A strange event today has a lot of Samsung Android owners rightfully worried about malware on the Android Market. We've received a raft of tips from users who have discovered an app titled "МТС Мобильная Почта" (MTC Mobile Mail) on their Samsung devices, an app they never installed and are finding it difficult to uninstall.
As near as we can tell, the issue appears to be this: Samsung has several pieces of software that it installs on it devices but that aren't in the Google Play store (for obvious reasons). However, every single Android app has an app name that identifies it on the Android system, in this case the "unique" name is com.seven.Z7, which identifies Samsung's email app.

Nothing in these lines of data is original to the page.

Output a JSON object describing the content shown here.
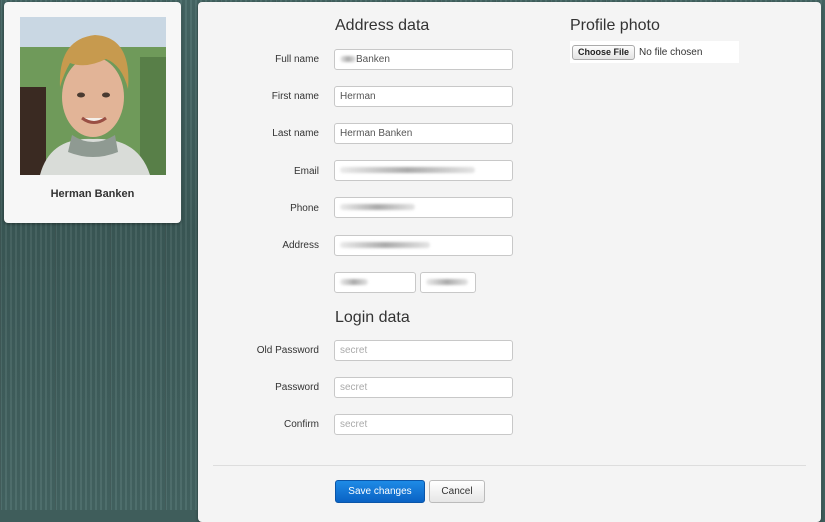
{
  "profile": {
    "name": "Herman Banken"
  },
  "address_section": {
    "heading": "Address data",
    "fields": {
      "full_name": {
        "label": "Full name",
        "value": "Banken"
      },
      "first_name": {
        "label": "First name",
        "value": "Herman"
      },
      "last_name": {
        "label": "Last name",
        "value": "Herman Banken"
      },
      "email": {
        "label": "Email",
        "value": ""
      },
      "phone": {
        "label": "Phone",
        "value": ""
      },
      "address": {
        "label": "Address",
        "value": ""
      }
    }
  },
  "photo_section": {
    "heading": "Profile photo",
    "choose_file_label": "Choose File",
    "file_status": "No file chosen"
  },
  "login_section": {
    "heading": "Login data",
    "fields": {
      "old_password": {
        "label": "Old Password",
        "placeholder": "secret"
      },
      "password": {
        "label": "Password",
        "placeholder": "secret"
      },
      "confirm": {
        "label": "Confirm",
        "placeholder": "secret"
      }
    }
  },
  "actions": {
    "save_label": "Save changes",
    "cancel_label": "Cancel"
  },
  "colors": {
    "primary_button": "#0a62c4",
    "background_wood": "#3f5d5b"
  },
  "icons": {
    "avatar": "person-photo"
  }
}
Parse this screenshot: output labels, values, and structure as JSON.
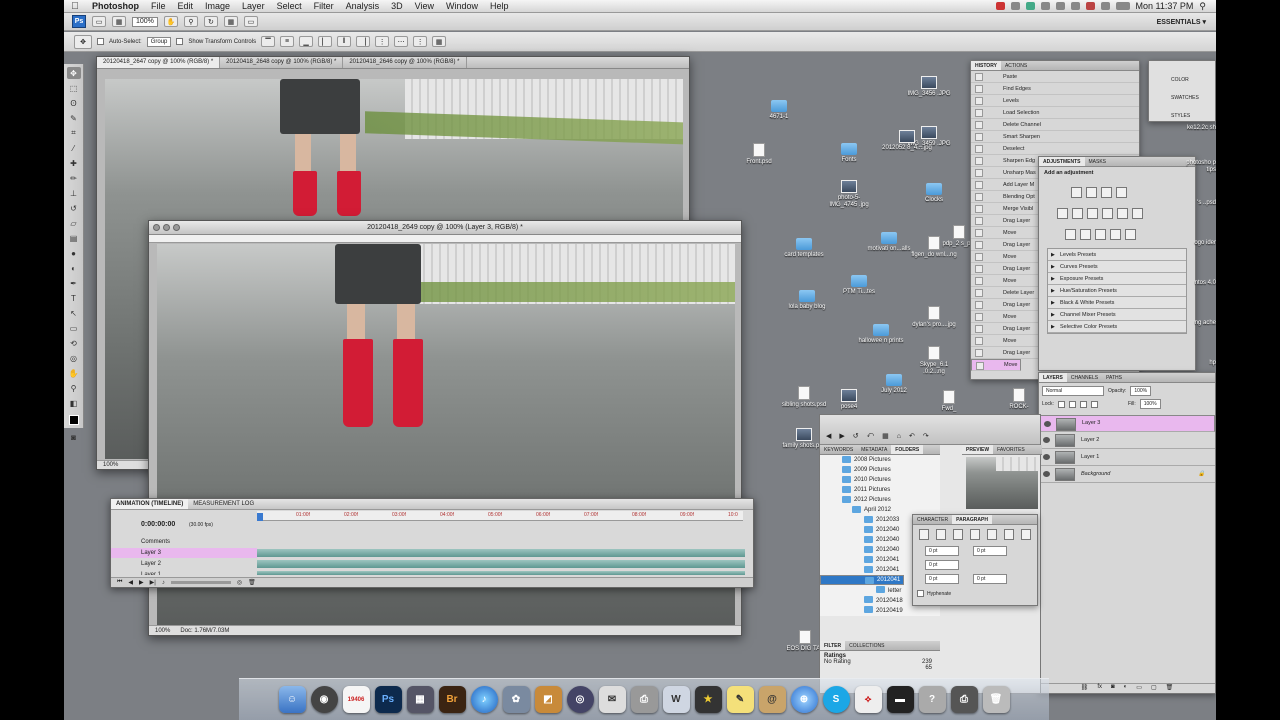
{
  "menubar": {
    "app": "Photoshop",
    "items": [
      "File",
      "Edit",
      "Image",
      "Layer",
      "Select",
      "Filter",
      "Analysis",
      "3D",
      "View",
      "Window",
      "Help"
    ],
    "clock": "Mon 11:37 PM"
  },
  "appbar": {
    "ps_label": "Ps",
    "zoom": "100%",
    "workspace": "ESSENTIALS ▾"
  },
  "options": {
    "auto_select_label": "Auto-Select:",
    "auto_select_value": "Group",
    "transform_label": "Show Transform Controls"
  },
  "documents": {
    "tabs": [
      "20120418_2647 copy @ 100% (RGB/8) *",
      "20120418_2648 copy @ 100% (RGB/8) *",
      "20120418_2646 copy @ 100% (RGB/8) *"
    ],
    "back_zoom": "100%",
    "front_title": "20120418_2649 copy @ 100% (Layer 3, RGB/8) *",
    "front_zoom": "100%",
    "front_doc_info": "Doc: 1.76M/7.03M"
  },
  "animation": {
    "tabs": [
      "ANIMATION (TIMELINE)",
      "MEASUREMENT LOG"
    ],
    "time": "0:00:00:00",
    "fps": "(30.00 fps)",
    "ticks": [
      "01:00f",
      "02:00f",
      "03:00f",
      "04:00f",
      "05:00f",
      "06:00f",
      "07:00f",
      "08:00f",
      "09:00f",
      "10:0"
    ],
    "rows": [
      "Comments",
      "Layer 3",
      "Layer 2",
      "Layer 1"
    ]
  },
  "desktop_icons": [
    {
      "label": "4671-1"
    },
    {
      "label": "Front.psd"
    },
    {
      "label": "Fonts"
    },
    {
      "label": "photo-5-IMG_4745 .jpg"
    },
    {
      "label": "Clocks"
    },
    {
      "label": "card templates"
    },
    {
      "label": "motivati on...alls"
    },
    {
      "label": "flgen_do wnl...ng"
    },
    {
      "label": "PTM Ti...tes"
    },
    {
      "label": "lola baby blog"
    },
    {
      "label": "dylan's pro....jpg"
    },
    {
      "label": "hallowee n prints"
    },
    {
      "label": "Skype_6.1 .0.2...ng"
    },
    {
      "label": "July 2012"
    },
    {
      "label": "sibling shots.psd"
    },
    {
      "label": "pose4"
    },
    {
      "label": "family shots.psd"
    },
    {
      "label": "IMG_3456 .JPG"
    },
    {
      "label": "IMG_3459 .JPG"
    },
    {
      "label": "2012052 8_4....jpg"
    },
    {
      "label": "pdp_2 s_p..."
    },
    {
      "label": "Fwd_"
    },
    {
      "label": "ROCK-"
    },
    {
      "label": "EOS DIG TAL"
    }
  ],
  "history": {
    "tabs": [
      "HISTORY",
      "ACTIONS"
    ],
    "items": [
      "Paste",
      "Find Edges",
      "Levels",
      "Load Selection",
      "Delete Channel",
      "Smart Sharpen",
      "Deselect",
      "Sharpen Edg",
      "Unsharp Mas",
      "Add Layer M",
      "Blending Opt",
      "Merge Visibl",
      "Drag Layer",
      "Move",
      "Drag Layer",
      "Move",
      "Drag Layer",
      "Move",
      "Delete Layer",
      "Drag Layer",
      "Move",
      "Drag Layer",
      "Move",
      "Drag Layer",
      "Move"
    ]
  },
  "color_panel": {
    "items": [
      "COLOR",
      "SWATCHES",
      "STYLES"
    ]
  },
  "adjustments": {
    "tabs": [
      "ADJUSTMENTS",
      "MASKS"
    ],
    "hint": "Add an adjustment",
    "presets": [
      "Levels Presets",
      "Curves Presets",
      "Exposure Presets",
      "Hue/Saturation Presets",
      "Black & White Presets",
      "Channel Mixer Presets",
      "Selective Color Presets"
    ]
  },
  "layers": {
    "tabs": [
      "LAYERS",
      "CHANNELS",
      "PATHS"
    ],
    "blend": "Normal",
    "opacity_label": "Opacity:",
    "opacity": "100%",
    "lock_label": "Lock:",
    "fill_label": "Fill:",
    "fill": "100%",
    "items": [
      "Layer 3",
      "Layer 2",
      "Layer 1",
      "Background"
    ]
  },
  "bridge": {
    "tabs": [
      "KEYWORDS",
      "METADATA",
      "FOLDERS"
    ],
    "preview_tabs": [
      "PREVIEW",
      "FAVORITES"
    ],
    "folders": [
      "2008 Pictures",
      "2009 Pictures",
      "2010 Pictures",
      "2011 Pictures",
      "2012 Pictures",
      "April 2012",
      "2012033",
      "2012040",
      "2012040",
      "2012040",
      "2012041",
      "2012041",
      "2012041",
      "letter",
      "20120418",
      "20120419"
    ],
    "filter_tabs": [
      "FILTER",
      "COLLECTIONS"
    ],
    "ratings_label": "Ratings",
    "no_rating": "No Rating",
    "no_rating_count": "239",
    "star_count": "65"
  },
  "character": {
    "tabs": [
      "CHARACTER",
      "PARAGRAPH"
    ],
    "pt": "0 pt",
    "hyphenate": "Hyphenate"
  },
  "right_edge_labels": [
    "ke12.2c sh",
    "photosho p tips",
    "'s ..psd",
    "ogo ider",
    "ntos 4.0",
    "ng ache",
    "hp"
  ],
  "dock": [
    "Finder",
    "Dashboard",
    "iCal",
    "Ps",
    "Mission",
    "Br",
    "iTunes",
    "iPhoto",
    "Preview",
    "Camera",
    "Mail",
    "Printer",
    "Word",
    "Stickies",
    "Notes",
    "Contacts",
    "Safari",
    "Skype",
    "Acrobat",
    "FCP",
    "Help",
    "Printer",
    "Trash"
  ],
  "colors": {
    "accent_select": "#e9b8ee",
    "folder_blue": "#2f78c6",
    "boots": "#d21c35"
  }
}
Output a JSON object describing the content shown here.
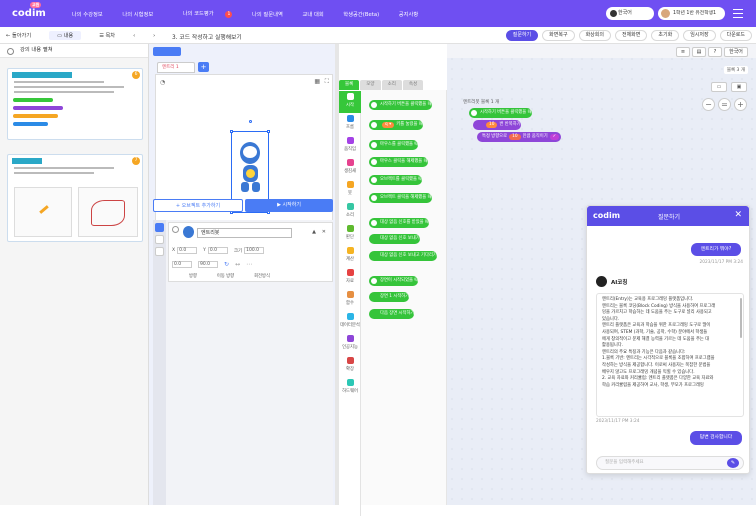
{
  "header": {
    "logo": "codim",
    "logo_sup": "교원",
    "nav": [
      "나의 수강정보",
      "나의 시험정보",
      "나의 코드평가",
      "나의 질문내역",
      "교내 대회",
      "학생공간(Beta)",
      "공지사항"
    ],
    "nav_badge": "1",
    "language": "한국어",
    "user": "1학년 1반 유전학생1"
  },
  "toolbar": {
    "back": "돌아가기",
    "content_tab": "내용",
    "toc_tab": "목차",
    "title": "3. 코드 작성하고 실행해보기",
    "buttons": [
      "질문하기",
      "화면복구",
      "화상회의",
      "전체화면",
      "초기화",
      "임시저장",
      "다운로드"
    ]
  },
  "left": {
    "header": "강의 내용 펼쳐",
    "card1_num": "6",
    "card2_num": "7"
  },
  "stage": {
    "tab_name": "엔트리 1",
    "add_object": "+ 오브젝트 추가하기",
    "run": "▶ 시작하기",
    "object_name": "엔트리봇",
    "x_label": "X",
    "x_val": "0.0",
    "y_label": "Y",
    "y_val": "0.0",
    "size_label": "크기",
    "size_val": "100.0",
    "dir_label": "방향",
    "dir_val": "0.0",
    "movedir_label": "이동 방향",
    "movedir_val": "90.0",
    "rotate_label": "회전방식",
    "labels3": [
      "방향",
      "이동 방향",
      "회전방식"
    ]
  },
  "blocks": {
    "tabs": [
      "블록",
      "모양",
      "소리",
      "속성"
    ],
    "categories": [
      "시작",
      "흐름",
      "움직임",
      "생김새",
      "붓",
      "소리",
      "판단",
      "계산",
      "자료",
      "함수",
      "데이터분석",
      "인공지능",
      "확장",
      "하드웨어"
    ],
    "palette": [
      "시작하기 버튼을 클릭했을 때",
      "키를 눌렀을 때",
      "마우스를 클릭했을 때",
      "마우스 클릭을 해제했을 때",
      "오브젝트를 클릭했을 때",
      "오브젝트 클릭을 해제했을 때",
      "대상 없음 신호를 받았을 때",
      "대상 없음 신호 보내기",
      "대상 없음 신호 보내고 기다리기",
      "장면이 시작되었을 때",
      "장면 1 시작하기",
      "다음 장면 시작하기"
    ]
  },
  "workspace": {
    "tag": "엔트리봇",
    "tag2": "블록 1 개",
    "block1": "시작하기 버튼을 클릭했을 때",
    "block2_chip": "10",
    "block2": "번 반복하기",
    "block3_pre": "특정 방향으로",
    "block3_chip": "10",
    "block3": "만큼 움직이기",
    "block_count": "블록 3 개",
    "zoom_minus": "−",
    "zoom_reset": "=",
    "zoom_plus": "+",
    "help": "도움말"
  },
  "chat": {
    "logo": "codim",
    "title": "질문하기",
    "user_msg": "엔트리가 뭐야?",
    "user_time": "2023/11/17 PM 3:24",
    "ai_name": "AI코칭",
    "ai_lines": [
      "엔트리(Entry)는 교육용 프로그래밍 플랫폼입니다.",
      "엔트리는 블록 코딩(Block Coding) 방식을 사용하여 프로그래",
      "밍을 가르치고 학습하는 데 도움을 주는 도구로 널리 사용되고",
      "있습니다.",
      "엔트리 플랫폼은 교육과 학습을 위한 프로그래밍 도구로 많이",
      "사용되며, STEM (과학, 기술, 공학, 수학) 분야에서 학생들",
      "에게 창의적이고 문제 해결 능력을 기르는 데 도움을 주는 대",
      "활용됩니다.",
      "엔트리의 주요 특징과 기능은 다음과 같습니다:",
      "1.블록 기반: 엔트리는 시각적으로 블록을 조합하여 프로그램을",
      "작성하는 방식을 제공합니다. 이로써 사용자는 복잡한 문법을",
      "배우지 않고도 프로그래밍 개념을 익힐 수 있습니다.",
      "2. 교육 자료와 커리큘럼: 엔트리 플랫폼은 다양한 교육 자료와",
      "학습 커리큘럼을 제공하여 교사, 학생, 부모가 프로그래밍"
    ],
    "ai_time": "2023/11/17 PM 3:24",
    "continue_btn": "답변 검사합니다",
    "input_placeholder": "질문을 입력해주세요"
  }
}
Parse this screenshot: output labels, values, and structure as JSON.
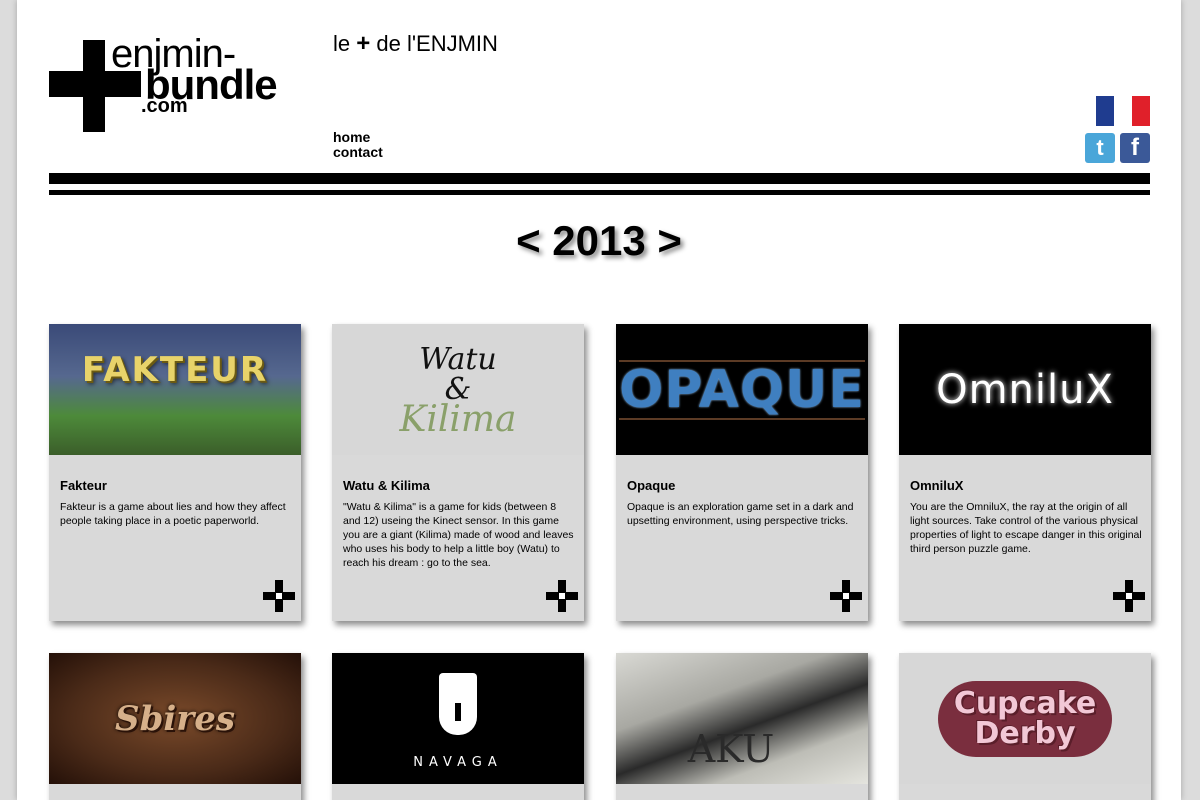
{
  "logo": {
    "line1": "enjmin-",
    "line2": "bundle",
    "line3": ".com"
  },
  "tagline": {
    "pre": "le ",
    "plus": "+",
    "post": " de l'ENJMIN"
  },
  "nav": {
    "home": "home",
    "contact": "contact"
  },
  "header_icons": {
    "flag_colors": [
      "#1f3c8f",
      "#ffffff",
      "#e0202a"
    ],
    "twitter": "t",
    "facebook": "f"
  },
  "year_nav": "< 2013 >",
  "games": [
    {
      "title": "Fakteur",
      "thumb_text": "FAKTEUR",
      "description": "Fakteur is a game about lies and how they affect people taking place in a poetic paperworld."
    },
    {
      "title": "Watu & Kilima",
      "thumb_text_1": "Watu",
      "thumb_text_2": "&",
      "thumb_text_3": "Kilima",
      "description": "\"Watu & Kilima\" is a game for kids (between 8 and 12) useing the Kinect sensor. In this game you are a giant (Kilima) made of wood and leaves who uses his body to help a little boy (Watu) to reach his dream : go to the sea."
    },
    {
      "title": "Opaque",
      "thumb_text": "OPAQUE",
      "description": "Opaque is an exploration game set in a dark and upsetting environment, using perspective tricks."
    },
    {
      "title": "OmniluX",
      "thumb_text": "OmniluX",
      "description": "You are the OmniluX, the ray at the origin of all light sources. Take control of the various physical properties of light to escape danger in this original third person puzzle game."
    },
    {
      "thumb_text": "Sbires"
    },
    {
      "thumb_text": "NAVAGA"
    },
    {
      "thumb_text": "AKU"
    },
    {
      "thumb_text_1": "Cupcake",
      "thumb_text_2": "Derby"
    }
  ]
}
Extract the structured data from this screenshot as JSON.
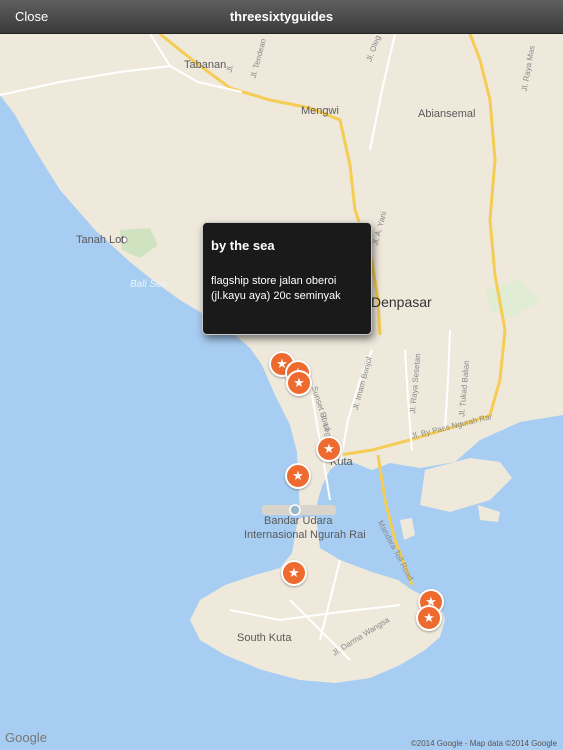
{
  "navbar": {
    "close_label": "Close",
    "title": "threesixtyguides"
  },
  "map": {
    "places": {
      "tabanan": "Tabanan",
      "mengwi": "Mengwi",
      "abiansemal": "Abiansemal",
      "tanah_lot": "Tanah Lot",
      "bali_sea": "Bali Sea",
      "denpasar": "Denpasar",
      "kuta": "Kuta",
      "airport_line1": "Bandar Udara",
      "airport_line2": "Internasional Ngurah Rai",
      "south_kuta": "South Kuta"
    },
    "roads": {
      "jl_tendean": "Jl. Tendean",
      "jl_oleg": "Jl. Oleg",
      "jl_raya_mas": "Jl. Raya Mas",
      "jl_a_yani": "Jl. A. Yani",
      "sunset_road": "Sunset Road",
      "jl_imam_bonjol": "Jl. Imam Bonjol",
      "jl_raya_sesetan": "Jl. Raya Sesetan",
      "jl_tukad_balian": "Jl. Tukad Balian",
      "jl_by_pass": "Jl. By Pass Ngurah Rai",
      "jl_legian": "Jl. Legian",
      "mandara_toll": "Mandara Toll Road",
      "jl_darma_wangsa": "Jl. Darma Wangsa",
      "jl_short": "Jl."
    },
    "marker_icon": "star-icon",
    "colors": {
      "sea": "#a7cdf2",
      "land": "#efe9dc",
      "marker": "#ee6a2f",
      "major_road": "#f5cd54"
    }
  },
  "callout": {
    "title": "by the sea",
    "body": "flagship store jalan oberoi (jl.kayu aya) 20c seminyak"
  },
  "footer": {
    "logo": "Google",
    "attribution": "©2014 Google - Map data ©2014 Google"
  }
}
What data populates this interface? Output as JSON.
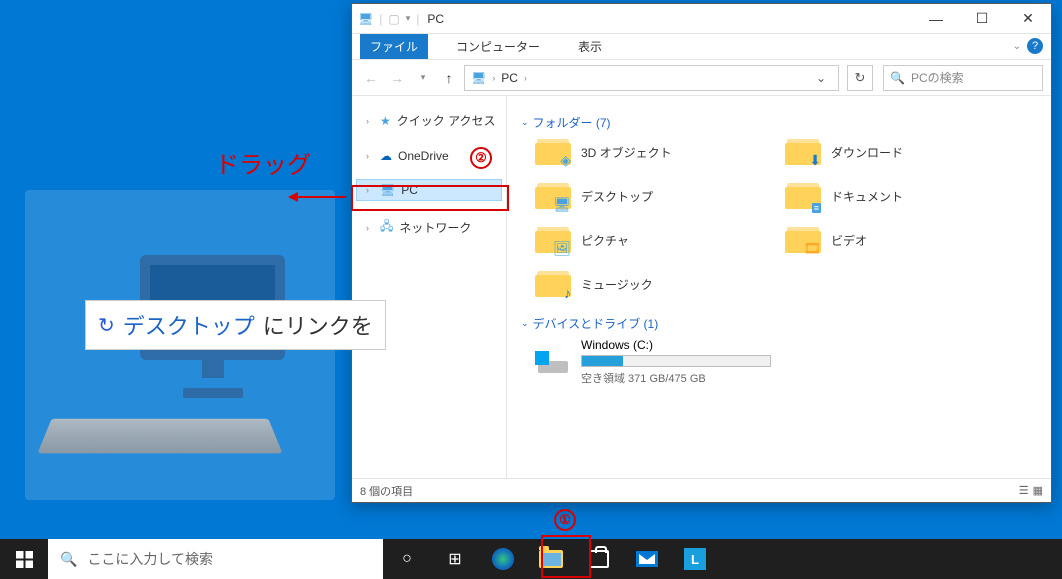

What appears to have happened is that Russian developer OJSC Mobile Telesystems gave that unique identifier to its "МТС Мобильная Почта" app, and so these Samsung devices were tricked into thinking it was an update to Samsung's email client. Since Google Play allows for automatic updating of all apps, it
was installed on many devices appeared on the "My Apps" section within Google Play (see update below).
The identical app name and signing certificate is likely just an unfortunate mix up
Unfortunately, we don't have a clear idea as to why this company gave this app that ID but don't believe that it had malicious intent by doing so — early indications from the folks at xda-developers indicate that the app is not a threat. For those of you steeped in mobile history, you may remember that Seven created popular email services for Windows Mobile back in the day, but now the company has moved on to providing those services as a white label, hence the com.seven.Z7 app id on Samsung's email app. It's possible (and likely, actually) that OJSC simply received the same white label service from Seven and the identical app name and signing certificate is an unfortunate mix up.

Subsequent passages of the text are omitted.